Kikuchy's Second Memory

技術のこととか、技術以外のこととか、思ったことを書き留めています。

「この世は(時間を)奪ったもの勝ち」という状況は変えられるのか

人間という生き物は失うことについて敏感らしいです。
なんでも、「今10ドル失うが将来に25ドル手に入る選択肢よりも、今5ドル手に入る選択肢を選ぶ」ことが多いのだとか。
総合的には前者のほうが得なのですが、本能的に失うことを回避しようとするもののようです。
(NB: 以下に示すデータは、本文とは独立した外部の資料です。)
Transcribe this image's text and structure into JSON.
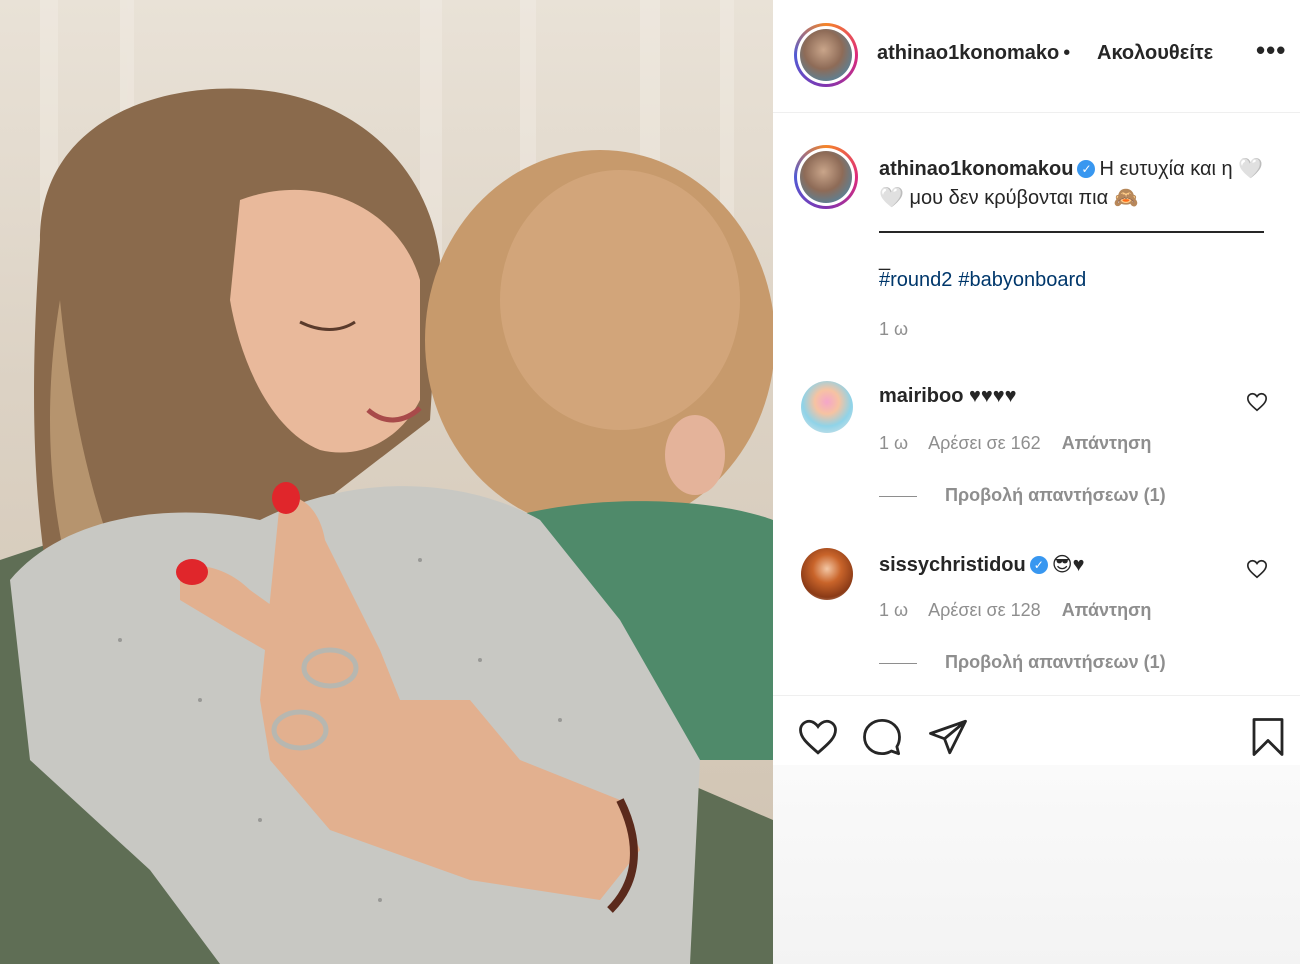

ところで、人間には時間という、非可逆な財産があります。
時間というのは便利なもので、将来的な自分への投資(勉強)や、他者へ提供することでお金に変える(労働賃金など)ことができるという性質を持っています。


時間は財産であり、他者から奪うこともできるのです。
例えば仕事を他人に押し付ければ、他人の時間を消費させて自分の時間を浮かせることができるわけです。
押し付けられた側にとって仕事から得られるお金が大きな価値を持つのならば、それは「仕事を巻き取ってもらった」ということになるので奪ったことにならないかもしれません。
が、押し付けられた側が、お金より時間に価値を感じていたら、もしくは押し付けられた仕事が何も産まないとしたらどうでしょう。
あるいは、押し付けられたものが仕事ではなくただの苦痛であったら?
価値が釣り合わないのですから、これは略奪、もしくは搾取です。


ところが奪われた時間を取り返すことはできません。
時間には不可逆性があり、何を持ってしても補填することができないのです。
いくらお金を積んだところで、時間は帰ってこないのですから。


(「時間を経過させる」ということは「人の命を削る」ことでもあるので、人間を若返らせる方法が開発されれば、また状況は変わるかもしれませんね! いつになるかはわからないですが)


つまり、奪われれば奪われただけ損が嵩んでいきます。
電気やお金は刑法で財産とされていますが、時間はそうではないので、司法に裁きを求めることもできません。
すると、時間を奪われたことで被った損失は本人にしか補填できないのですから、ますます損は積もっていきます。




この状況、変えられるのでしょうか。
私にはそうそう変えられないように思います。
奪われないようにするにはどうしたら良いのか、という学びを得られて、それだけです。
(または、人から時間を奪う方法の学びかもしれませんね)




奪い返せば良いのかもしれません。
しかしそれは新たな負の連鎖を生みそうでもあります。
それで精神をすり減らすのもまた、避けたい。


できることならこの状況を変えたい。
一体どうすれば、この状況は変えられるのでしょうか。